Arinaitwe thinks the issue goes beyond regulating the borders. “There’s also a problem that we have which is poor regulation of pesticide trade, handling, and application,” he says. He believes the country could benefit from more publicity and training on the dangers of chemical use for both farmers and retailers. And the Ministry needs to be equipped with the necessary tools, he adds.

But Arinaitwe admits that resources are hard to come by. “I’m not saying there’s no effort by government — it’s there,” he says, pointing to work done by groups like the National Agricultural Research Organization.
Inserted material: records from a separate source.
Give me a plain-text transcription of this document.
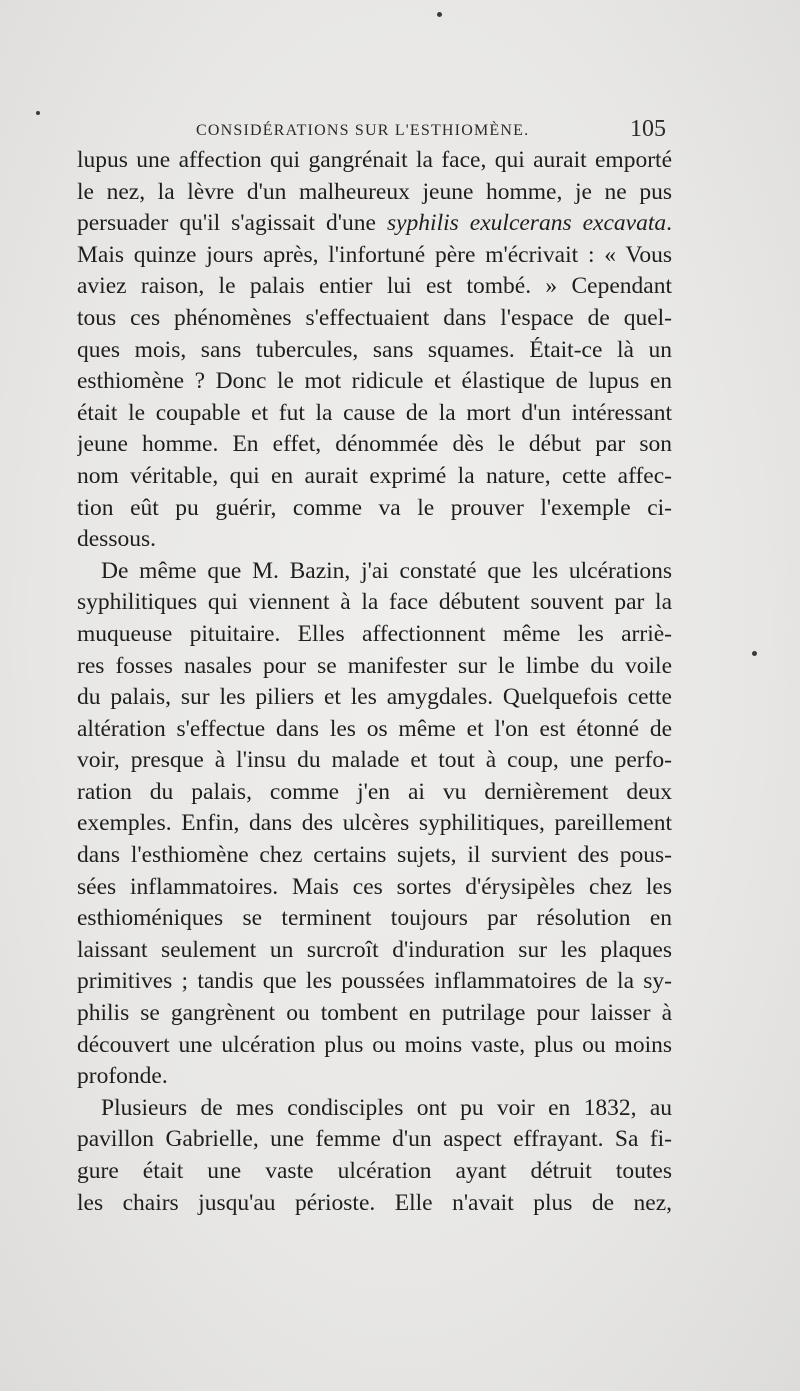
CONSIDÉRATIONS SUR L'ESTHIOMÈNE.	105
lupus une affection qui gangrénait la face, qui aurait emporté
le nez, la lèvre d'un malheureux jeune homme, je ne pus
persuader qu'il s'agissait d'une syphilis exulcerans excavata.
Mais quinze jours après, l'infortuné père m'écrivait : « Vous
aviez raison, le palais entier lui est tombé. » Cependant
tous ces phénomènes s'effectuaient dans l'espace de quel-
ques mois, sans tubercules, sans squames. Était-ce là un
esthiomène ? Donc le mot ridicule et élastique de lupus en
était le coupable et fut la cause de la mort d'un intéressant
jeune homme. En effet, dénommée dès le début par son
nom véritable, qui en aurait exprimé la nature, cette affec-
tion eût pu guérir, comme va le prouver l'exemple ci-
dessous.
De même que M. Bazin, j'ai constaté que les ulcérations
syphilitiques qui viennent à la face débutent souvent par la
muqueuse pituitaire. Elles affectionnent même les arriè-
res fosses nasales pour se manifester sur le limbe du voile
du palais, sur les piliers et les amygdales. Quelquefois cette
altération s'effectue dans les os même et l'on est étonné de
voir, presque à l'insu du malade et tout à coup, une perfo-
ration du palais, comme j'en ai vu dernièrement deux
exemples. Enfin, dans des ulcères syphilitiques, pareillement
dans l'esthiomène chez certains sujets, il survient des pous-
sées inflammatoires. Mais ces sortes d'érysipèles chez les
esthioméniques se terminent toujours par résolution en
laissant seulement un surcroît d'induration sur les plaques
primitives ; tandis que les poussées inflammatoires de la sy-
philis se gangrènent ou tombent en putrilage pour laisser à
découvert une ulcération plus ou moins vaste, plus ou moins
profonde.
Plusieurs de mes condisciples ont pu voir en 1832, au
pavillon Gabrielle, une femme d'un aspect effrayant. Sa fi-
gure était une vaste ulcération ayant détruit toutes
les chairs jusqu'au périoste. Elle n'avait plus de nez,
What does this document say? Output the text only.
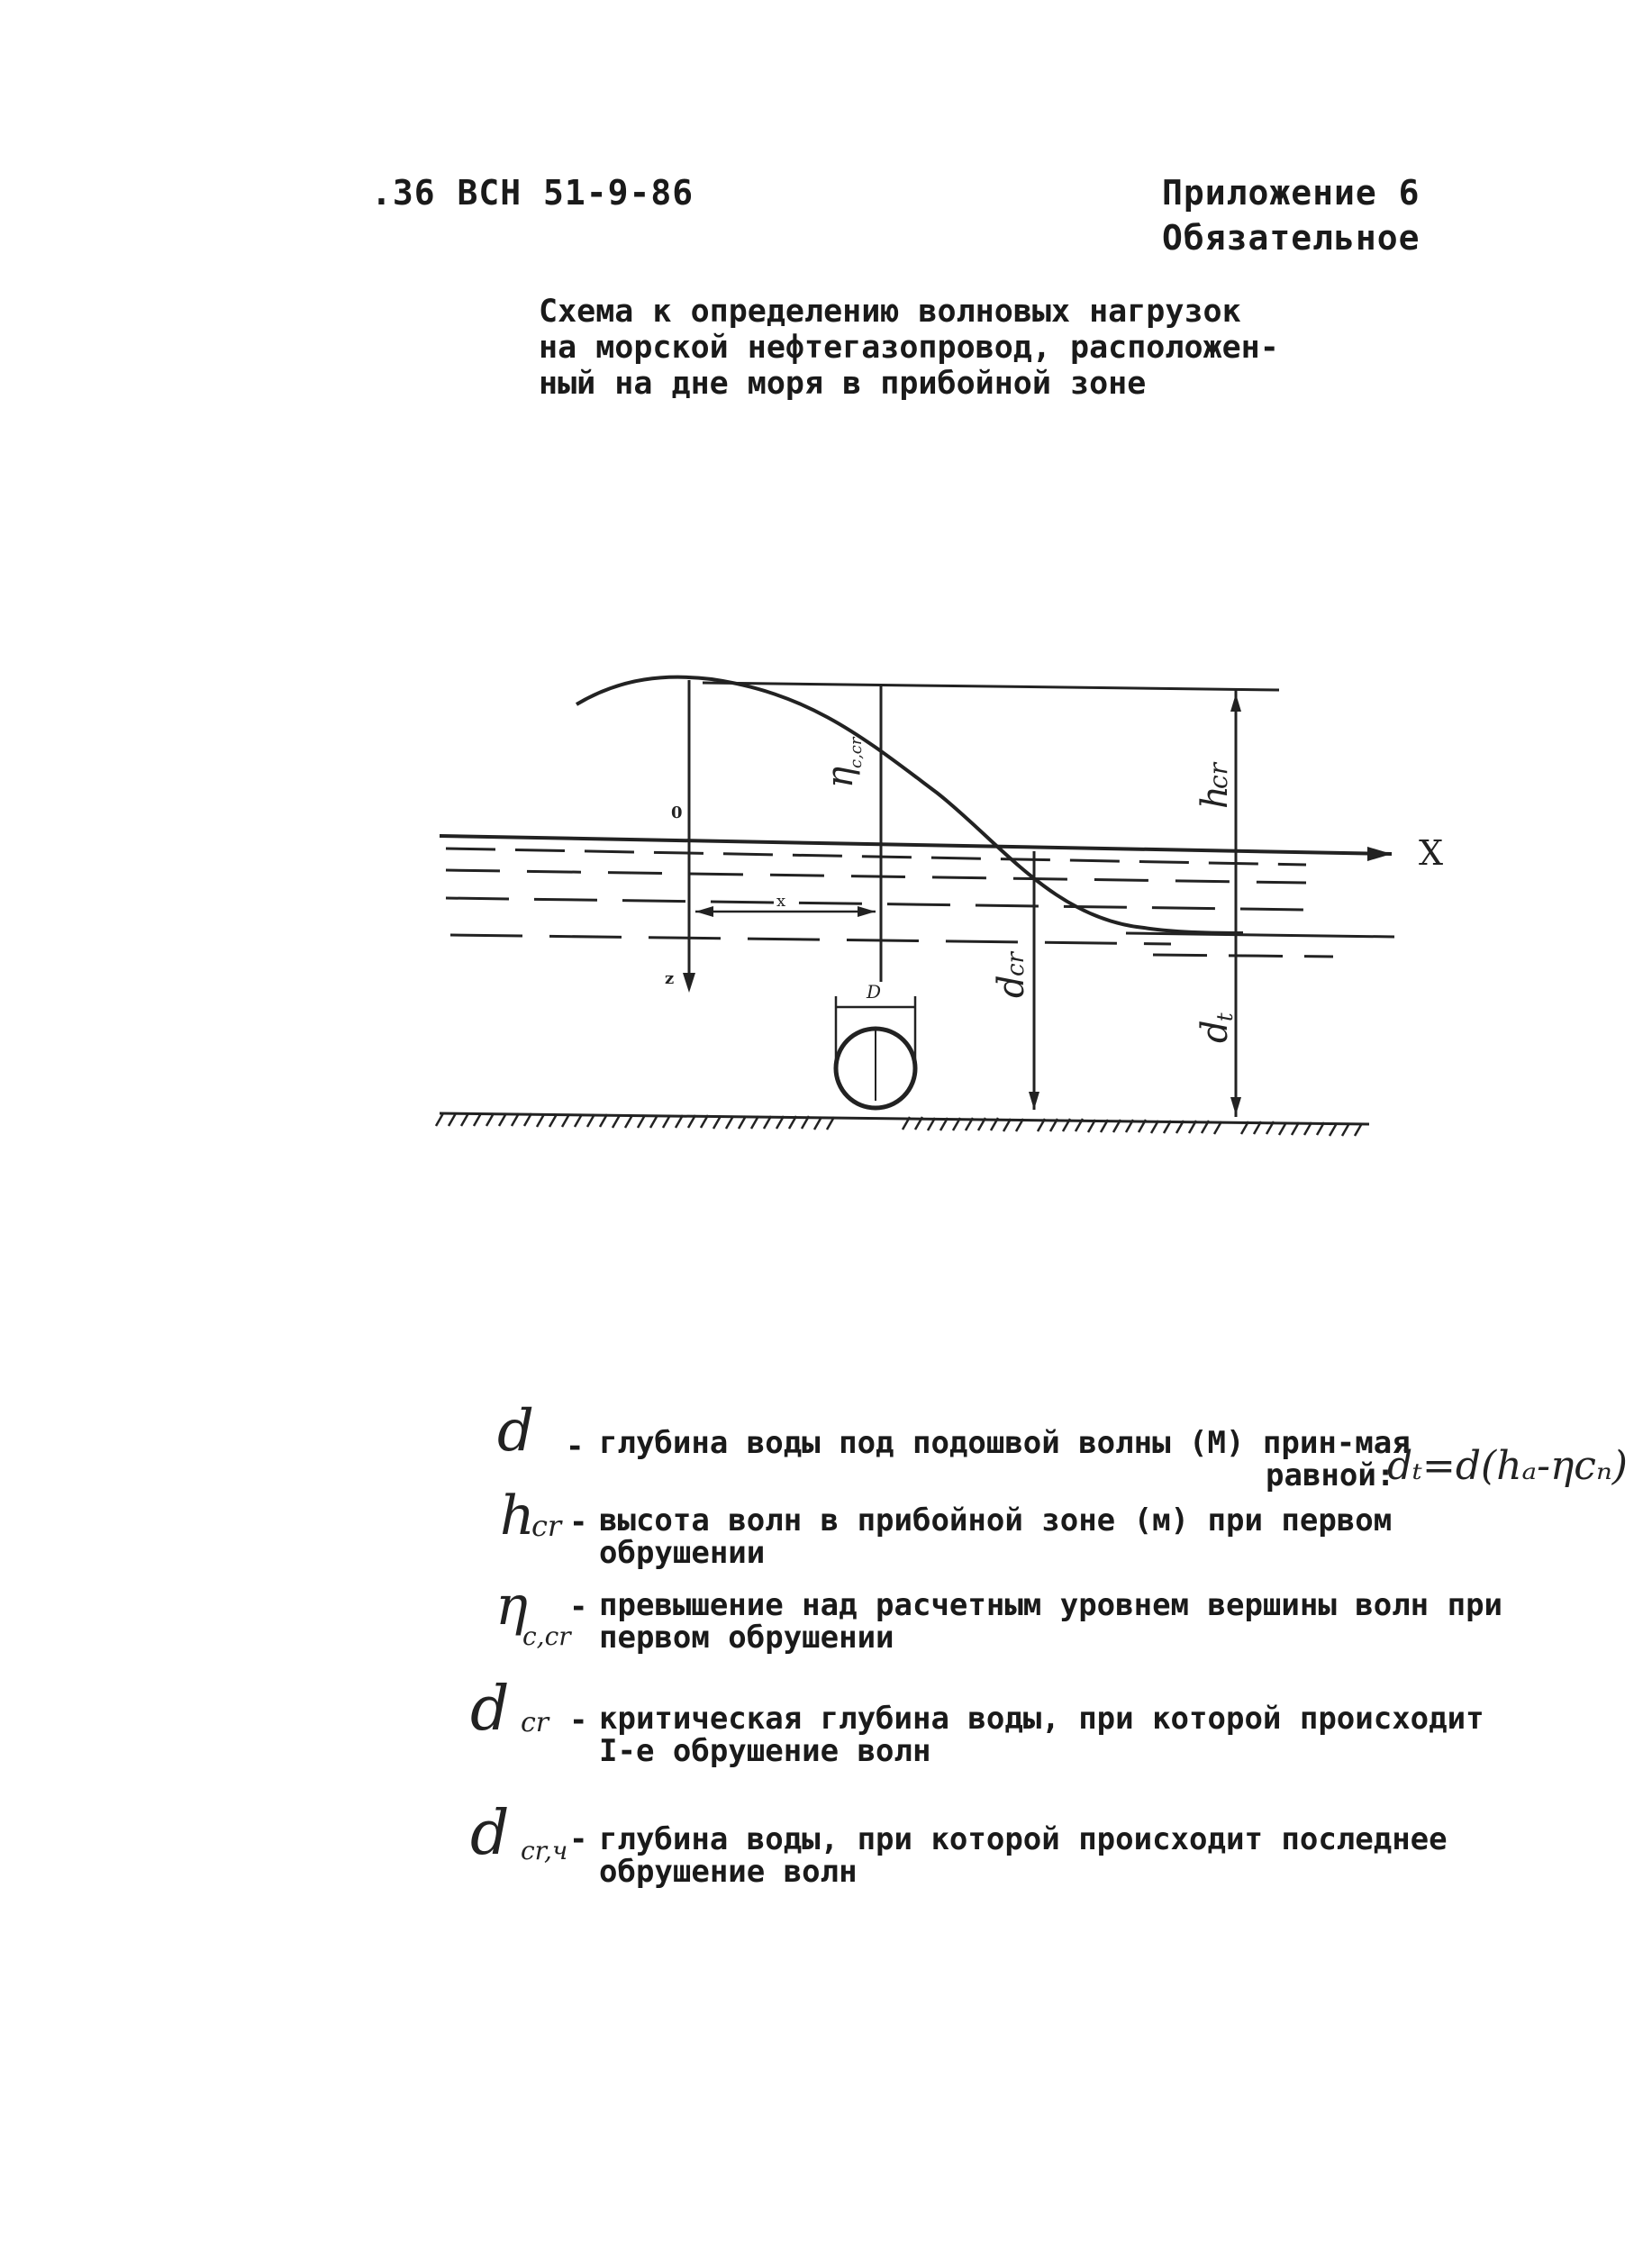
.36 ВСН 51-9-86	Приложение 6
Обязательное
Схема к определению волновых нагрузок
на морской нефтегазопровод, расположен-
ный на дне моря в прибойной зоне
X
0
z
x
D
η
c,cr
h
cr
d
cr
d
t
d - глубина воды под подошвой волны (M) прин-мая
равной:
dₜ=d(hₐ-ηcₙ)
h
cr - высота волн в прибойной зоне (м) при первом
обрушении
η
c,cr
- превышение над расчетным уровнем вершины волн при
первом обрушении
d cr - критическая глубина воды, при которой происходит
I-е обрушение волн
d cr,ч - глубина воды, при которой происходит последнее
обрушение волн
But he notes that the kind of training and enforcement that the country may need requires a lot more. “It’s challenging for a developing country with a poor economy where you have a whole lot of competing demands,” he says. “So, the resources that are left have stiff competition, but that’s where I would say we need to put in more effort. How? I have no clue yet.”

“THERE’S ALSO A PROBLEM THAT WE HAVE WHICH IS POOR REGULATION OF PESTICIDE TRADE, HANDLING, AND APPLICATION.”

For their part, the researchers notified the Uganda Wildlife Authority about the dysplasia in the Kibale primate population. “The Uganda Wildlife Authority does an amazing job and they’re pretty proactive,” says Chapman. The Wildlife Authority then passed the information along to the Ministry of Health, “Because they really want to find out what’s happening,” he adds.

As for next steps, the research team is looking into which pesticides might be the biggest culprits and trying to find direct evidence that the pesticides are what’s affecting the primates. They’ll start by collecting the primates’ urine, which they’ll need a lot of in order to test for chemicals. That process requires researchers with containers to wait beneath treetops for the primates to urinate who will hopefully snag some of the liquid as it falls to the ground. Chapman also wants to expand their focus to humans as well. If large numbers of primates living near farmlands are developing such severe deformities that could be due to pesticide exposure, what about all of the people working on those farms, living beside them, and coming in contact with pesticides on a daily basis?

“If the chimpanzees are getting this mostly from runoff and eating a little bit of the seeds and crops,” says Chapman, “what about all of the people?”